Molecular dynamics studies of hexamers of amyloid‐β peptide (16–35) and its mutants: Influence of charge states on amyloid formation

To study the early stage of amyloid‐β peptide (Aβ) aggregation, hexamers of the wild‐type (WT) Aβ 16–35 and its mutants with amyloid‐like conformations have been studied by molecular dynamics simulations in explicit water for a total time of 1.7 μs. We found that the amyloid‐like structures in the WT oligomers are destabilized by the solvation of ionic D23/K28 residues, which are buried in the fibrils. This means that the desolvation of D23/K28 residues may contribute to the kinetic barrier of aggregation in the early stage. In the E22Q/D23N, D23N/K28Q, and E22Q/D23N/K28Q mutants, hydration becomes much less significant because the mutated residues have neutral amide side‐chains.

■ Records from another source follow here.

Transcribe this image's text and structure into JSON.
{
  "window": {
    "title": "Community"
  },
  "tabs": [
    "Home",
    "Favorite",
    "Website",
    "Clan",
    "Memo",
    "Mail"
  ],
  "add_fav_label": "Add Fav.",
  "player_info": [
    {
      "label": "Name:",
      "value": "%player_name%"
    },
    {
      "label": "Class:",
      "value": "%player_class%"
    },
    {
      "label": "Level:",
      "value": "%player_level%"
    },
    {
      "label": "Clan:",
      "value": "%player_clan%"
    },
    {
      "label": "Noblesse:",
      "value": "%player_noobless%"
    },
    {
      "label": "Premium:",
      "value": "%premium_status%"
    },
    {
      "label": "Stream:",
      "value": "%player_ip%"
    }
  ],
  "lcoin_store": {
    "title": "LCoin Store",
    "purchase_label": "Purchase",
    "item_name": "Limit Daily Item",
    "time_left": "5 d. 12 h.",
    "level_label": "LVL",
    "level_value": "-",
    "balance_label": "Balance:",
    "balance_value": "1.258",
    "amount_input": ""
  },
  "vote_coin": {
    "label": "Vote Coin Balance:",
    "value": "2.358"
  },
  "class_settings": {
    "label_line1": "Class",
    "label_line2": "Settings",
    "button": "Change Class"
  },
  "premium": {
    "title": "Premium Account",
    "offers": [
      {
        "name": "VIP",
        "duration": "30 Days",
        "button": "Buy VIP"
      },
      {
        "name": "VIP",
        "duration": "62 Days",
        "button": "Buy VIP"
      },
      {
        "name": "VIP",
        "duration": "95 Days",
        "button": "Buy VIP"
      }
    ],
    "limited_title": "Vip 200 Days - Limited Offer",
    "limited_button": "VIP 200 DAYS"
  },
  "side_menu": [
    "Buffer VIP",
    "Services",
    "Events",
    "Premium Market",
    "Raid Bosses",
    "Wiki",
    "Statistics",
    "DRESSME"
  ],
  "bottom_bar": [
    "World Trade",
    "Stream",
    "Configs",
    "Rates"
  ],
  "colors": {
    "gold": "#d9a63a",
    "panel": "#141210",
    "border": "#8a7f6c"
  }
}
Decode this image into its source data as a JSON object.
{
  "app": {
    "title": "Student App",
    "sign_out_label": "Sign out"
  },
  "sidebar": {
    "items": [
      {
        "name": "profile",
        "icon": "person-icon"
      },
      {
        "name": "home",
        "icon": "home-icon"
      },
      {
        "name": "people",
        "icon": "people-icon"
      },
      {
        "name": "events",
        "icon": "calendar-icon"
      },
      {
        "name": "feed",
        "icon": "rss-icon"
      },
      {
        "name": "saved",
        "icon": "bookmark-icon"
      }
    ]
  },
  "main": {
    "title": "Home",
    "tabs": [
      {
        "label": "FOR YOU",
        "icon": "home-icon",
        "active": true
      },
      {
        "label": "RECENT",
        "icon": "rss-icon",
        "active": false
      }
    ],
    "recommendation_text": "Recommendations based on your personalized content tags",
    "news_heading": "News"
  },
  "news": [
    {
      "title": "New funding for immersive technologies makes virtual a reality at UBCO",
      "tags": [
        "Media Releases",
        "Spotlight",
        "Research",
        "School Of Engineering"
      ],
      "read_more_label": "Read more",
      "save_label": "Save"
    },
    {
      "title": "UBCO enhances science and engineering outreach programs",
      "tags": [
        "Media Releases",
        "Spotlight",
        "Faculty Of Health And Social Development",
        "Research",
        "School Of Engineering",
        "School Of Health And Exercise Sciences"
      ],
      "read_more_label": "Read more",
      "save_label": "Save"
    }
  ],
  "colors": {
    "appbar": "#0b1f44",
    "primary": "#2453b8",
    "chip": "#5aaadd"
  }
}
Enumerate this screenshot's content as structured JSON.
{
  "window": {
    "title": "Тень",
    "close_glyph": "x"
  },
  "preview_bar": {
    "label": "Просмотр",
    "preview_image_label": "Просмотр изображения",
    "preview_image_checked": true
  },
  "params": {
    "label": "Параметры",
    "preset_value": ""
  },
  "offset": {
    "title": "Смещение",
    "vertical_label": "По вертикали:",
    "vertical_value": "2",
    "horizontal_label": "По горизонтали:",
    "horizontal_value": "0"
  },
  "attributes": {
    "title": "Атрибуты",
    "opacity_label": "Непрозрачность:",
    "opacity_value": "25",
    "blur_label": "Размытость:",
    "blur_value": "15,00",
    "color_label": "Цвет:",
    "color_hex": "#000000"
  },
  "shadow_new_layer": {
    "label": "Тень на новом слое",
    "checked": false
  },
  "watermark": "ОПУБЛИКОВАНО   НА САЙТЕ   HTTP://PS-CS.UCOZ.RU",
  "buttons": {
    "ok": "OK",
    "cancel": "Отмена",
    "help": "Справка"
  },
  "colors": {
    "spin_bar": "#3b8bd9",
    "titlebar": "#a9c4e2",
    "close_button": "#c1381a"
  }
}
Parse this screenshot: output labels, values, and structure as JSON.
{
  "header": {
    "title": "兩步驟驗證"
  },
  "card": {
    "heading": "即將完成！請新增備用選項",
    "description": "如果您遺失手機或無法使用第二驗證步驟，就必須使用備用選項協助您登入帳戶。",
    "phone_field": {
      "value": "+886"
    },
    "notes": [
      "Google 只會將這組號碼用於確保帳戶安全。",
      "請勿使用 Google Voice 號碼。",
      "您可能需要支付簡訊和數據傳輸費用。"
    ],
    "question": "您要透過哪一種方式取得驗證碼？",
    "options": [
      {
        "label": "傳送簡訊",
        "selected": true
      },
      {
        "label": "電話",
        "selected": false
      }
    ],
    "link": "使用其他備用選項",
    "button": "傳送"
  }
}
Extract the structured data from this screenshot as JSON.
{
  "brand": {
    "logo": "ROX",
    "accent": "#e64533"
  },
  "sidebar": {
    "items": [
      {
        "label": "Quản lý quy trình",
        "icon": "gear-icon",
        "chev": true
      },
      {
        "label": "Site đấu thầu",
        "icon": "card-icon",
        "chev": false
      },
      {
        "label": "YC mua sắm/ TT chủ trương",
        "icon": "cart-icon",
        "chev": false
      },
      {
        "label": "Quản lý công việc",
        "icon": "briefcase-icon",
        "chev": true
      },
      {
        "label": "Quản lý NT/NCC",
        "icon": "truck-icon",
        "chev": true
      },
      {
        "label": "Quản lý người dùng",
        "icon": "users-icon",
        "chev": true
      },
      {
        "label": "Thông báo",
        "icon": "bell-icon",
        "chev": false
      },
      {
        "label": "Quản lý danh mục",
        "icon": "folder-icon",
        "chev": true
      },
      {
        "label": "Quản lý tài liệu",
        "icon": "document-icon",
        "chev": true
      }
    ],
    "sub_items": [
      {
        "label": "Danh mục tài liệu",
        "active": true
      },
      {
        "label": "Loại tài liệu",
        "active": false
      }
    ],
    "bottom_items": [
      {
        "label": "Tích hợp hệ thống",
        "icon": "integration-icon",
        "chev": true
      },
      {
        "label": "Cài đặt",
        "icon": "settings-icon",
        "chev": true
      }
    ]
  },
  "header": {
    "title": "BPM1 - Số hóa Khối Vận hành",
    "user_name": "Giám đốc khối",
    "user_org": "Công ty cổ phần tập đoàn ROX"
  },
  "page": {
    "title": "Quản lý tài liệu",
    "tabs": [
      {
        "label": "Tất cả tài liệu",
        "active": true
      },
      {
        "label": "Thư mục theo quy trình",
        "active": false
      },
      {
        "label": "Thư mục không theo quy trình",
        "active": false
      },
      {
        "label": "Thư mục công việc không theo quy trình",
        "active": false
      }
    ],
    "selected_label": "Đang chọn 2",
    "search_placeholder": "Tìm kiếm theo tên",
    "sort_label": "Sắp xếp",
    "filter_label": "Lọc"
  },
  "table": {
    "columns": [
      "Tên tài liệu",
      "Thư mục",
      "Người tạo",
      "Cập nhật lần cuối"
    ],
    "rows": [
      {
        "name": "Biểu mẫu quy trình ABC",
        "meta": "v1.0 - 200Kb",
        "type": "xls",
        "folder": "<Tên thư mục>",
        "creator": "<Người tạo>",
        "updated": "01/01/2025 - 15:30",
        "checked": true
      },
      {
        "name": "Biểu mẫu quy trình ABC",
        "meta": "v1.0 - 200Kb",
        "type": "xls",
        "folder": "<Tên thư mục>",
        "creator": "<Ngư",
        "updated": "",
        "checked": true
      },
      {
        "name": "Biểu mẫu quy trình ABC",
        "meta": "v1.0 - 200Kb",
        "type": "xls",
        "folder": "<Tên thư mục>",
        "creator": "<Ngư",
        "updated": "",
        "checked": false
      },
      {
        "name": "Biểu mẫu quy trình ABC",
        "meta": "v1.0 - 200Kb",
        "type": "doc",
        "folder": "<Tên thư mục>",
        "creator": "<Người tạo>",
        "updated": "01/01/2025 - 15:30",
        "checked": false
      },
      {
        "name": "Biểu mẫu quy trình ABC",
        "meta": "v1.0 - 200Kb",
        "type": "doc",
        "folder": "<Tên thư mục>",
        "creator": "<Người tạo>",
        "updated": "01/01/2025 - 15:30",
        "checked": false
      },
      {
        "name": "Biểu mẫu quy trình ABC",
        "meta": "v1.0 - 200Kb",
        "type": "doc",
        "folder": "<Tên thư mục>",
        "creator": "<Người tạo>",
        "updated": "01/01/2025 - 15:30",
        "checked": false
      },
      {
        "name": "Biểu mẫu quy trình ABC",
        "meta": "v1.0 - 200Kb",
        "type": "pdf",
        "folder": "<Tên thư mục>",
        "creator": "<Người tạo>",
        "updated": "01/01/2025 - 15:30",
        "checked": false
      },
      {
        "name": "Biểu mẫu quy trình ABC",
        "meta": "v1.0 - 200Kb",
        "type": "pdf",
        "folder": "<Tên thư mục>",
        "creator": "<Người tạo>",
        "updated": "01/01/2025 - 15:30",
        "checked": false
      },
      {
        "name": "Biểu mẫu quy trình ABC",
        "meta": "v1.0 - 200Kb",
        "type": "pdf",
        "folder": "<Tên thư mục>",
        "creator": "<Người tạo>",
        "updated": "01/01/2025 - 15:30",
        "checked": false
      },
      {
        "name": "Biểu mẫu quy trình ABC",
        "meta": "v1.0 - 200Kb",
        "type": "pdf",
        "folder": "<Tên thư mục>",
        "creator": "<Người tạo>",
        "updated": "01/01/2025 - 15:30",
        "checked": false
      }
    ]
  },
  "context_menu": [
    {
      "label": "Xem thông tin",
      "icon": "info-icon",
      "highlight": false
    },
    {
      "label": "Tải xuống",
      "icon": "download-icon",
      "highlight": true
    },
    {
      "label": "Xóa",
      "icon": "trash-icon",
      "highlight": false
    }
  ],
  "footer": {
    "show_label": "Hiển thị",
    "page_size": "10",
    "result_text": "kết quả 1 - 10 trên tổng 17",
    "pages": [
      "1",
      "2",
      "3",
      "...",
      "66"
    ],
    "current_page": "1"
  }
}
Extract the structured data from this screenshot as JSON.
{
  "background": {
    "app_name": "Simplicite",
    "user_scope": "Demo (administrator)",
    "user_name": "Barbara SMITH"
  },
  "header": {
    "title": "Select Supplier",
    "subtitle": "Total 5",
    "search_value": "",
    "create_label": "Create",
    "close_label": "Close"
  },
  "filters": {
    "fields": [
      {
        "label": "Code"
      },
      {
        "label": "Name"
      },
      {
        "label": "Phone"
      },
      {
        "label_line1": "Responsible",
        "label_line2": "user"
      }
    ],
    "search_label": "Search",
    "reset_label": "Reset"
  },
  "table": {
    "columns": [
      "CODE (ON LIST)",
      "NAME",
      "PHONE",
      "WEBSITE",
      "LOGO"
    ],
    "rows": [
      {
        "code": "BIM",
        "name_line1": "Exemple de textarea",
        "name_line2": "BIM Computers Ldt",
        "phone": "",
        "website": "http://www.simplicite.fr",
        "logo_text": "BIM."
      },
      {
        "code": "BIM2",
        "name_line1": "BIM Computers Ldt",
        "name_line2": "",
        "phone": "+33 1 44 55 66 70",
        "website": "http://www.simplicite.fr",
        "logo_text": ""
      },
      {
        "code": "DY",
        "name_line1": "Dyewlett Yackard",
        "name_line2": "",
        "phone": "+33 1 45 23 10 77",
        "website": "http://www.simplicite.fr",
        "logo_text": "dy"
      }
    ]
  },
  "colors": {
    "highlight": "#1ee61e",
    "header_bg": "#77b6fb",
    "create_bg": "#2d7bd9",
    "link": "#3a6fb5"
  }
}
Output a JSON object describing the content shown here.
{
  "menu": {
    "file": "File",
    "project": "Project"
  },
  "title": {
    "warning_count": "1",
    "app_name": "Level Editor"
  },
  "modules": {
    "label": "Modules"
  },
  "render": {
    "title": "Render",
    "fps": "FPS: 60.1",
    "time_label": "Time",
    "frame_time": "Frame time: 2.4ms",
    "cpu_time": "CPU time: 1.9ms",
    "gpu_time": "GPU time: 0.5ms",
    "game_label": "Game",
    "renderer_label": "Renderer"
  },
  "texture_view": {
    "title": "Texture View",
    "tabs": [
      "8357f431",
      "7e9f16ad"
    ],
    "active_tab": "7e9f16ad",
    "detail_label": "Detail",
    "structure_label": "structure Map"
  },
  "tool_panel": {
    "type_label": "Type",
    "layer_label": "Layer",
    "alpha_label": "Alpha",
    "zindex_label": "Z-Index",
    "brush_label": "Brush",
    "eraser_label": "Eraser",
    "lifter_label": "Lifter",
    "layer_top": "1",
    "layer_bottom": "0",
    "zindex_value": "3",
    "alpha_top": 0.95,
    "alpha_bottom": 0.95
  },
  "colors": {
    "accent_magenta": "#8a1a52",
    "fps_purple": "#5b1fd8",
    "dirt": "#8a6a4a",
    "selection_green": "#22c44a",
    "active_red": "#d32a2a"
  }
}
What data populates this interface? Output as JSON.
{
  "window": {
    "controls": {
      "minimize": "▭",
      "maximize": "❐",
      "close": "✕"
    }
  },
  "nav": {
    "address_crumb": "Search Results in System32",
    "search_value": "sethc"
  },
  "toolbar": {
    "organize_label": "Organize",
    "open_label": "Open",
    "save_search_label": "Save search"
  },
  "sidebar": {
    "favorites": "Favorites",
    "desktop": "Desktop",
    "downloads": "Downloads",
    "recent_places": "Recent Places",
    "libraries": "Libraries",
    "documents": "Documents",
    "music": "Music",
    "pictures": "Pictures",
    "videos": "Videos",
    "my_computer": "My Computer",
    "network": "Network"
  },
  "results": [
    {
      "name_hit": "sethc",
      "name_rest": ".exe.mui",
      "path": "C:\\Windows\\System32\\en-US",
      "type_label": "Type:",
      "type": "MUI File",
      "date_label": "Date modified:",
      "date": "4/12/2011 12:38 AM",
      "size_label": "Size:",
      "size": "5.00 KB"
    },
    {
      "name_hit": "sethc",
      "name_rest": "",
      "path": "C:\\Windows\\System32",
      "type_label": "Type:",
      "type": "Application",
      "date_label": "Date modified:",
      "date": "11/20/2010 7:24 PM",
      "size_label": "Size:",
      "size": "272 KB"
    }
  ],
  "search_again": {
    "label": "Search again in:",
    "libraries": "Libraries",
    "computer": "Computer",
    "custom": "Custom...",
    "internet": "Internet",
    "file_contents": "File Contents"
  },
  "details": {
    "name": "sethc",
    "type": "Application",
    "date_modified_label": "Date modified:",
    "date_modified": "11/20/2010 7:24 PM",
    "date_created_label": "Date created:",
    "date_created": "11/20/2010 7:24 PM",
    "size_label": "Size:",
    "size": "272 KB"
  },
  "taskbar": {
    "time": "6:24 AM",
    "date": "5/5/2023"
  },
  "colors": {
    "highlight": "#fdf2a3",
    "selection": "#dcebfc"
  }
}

These amide side‐chains can form linear cross‐strand hydrogen bond chains, or “polar zippers”, if dehydrated. These “polar zippers” increase the stability of the amyloid‐like conformation, reducing the barrier for the early‐stage oligomerization. This is in accord with experimental observations that both the D23/K28 lactamization and the E22Q/D23N mutation promote aggregation. We also found that the E22Q/D23N mutant prefers an amyloid‐like conformation that differs from the one found for WT Aβ. This suggests that different amyloid structures may be formed under different conditions. Proteins 2007. © 2006 Wiley‐Liss, Inc.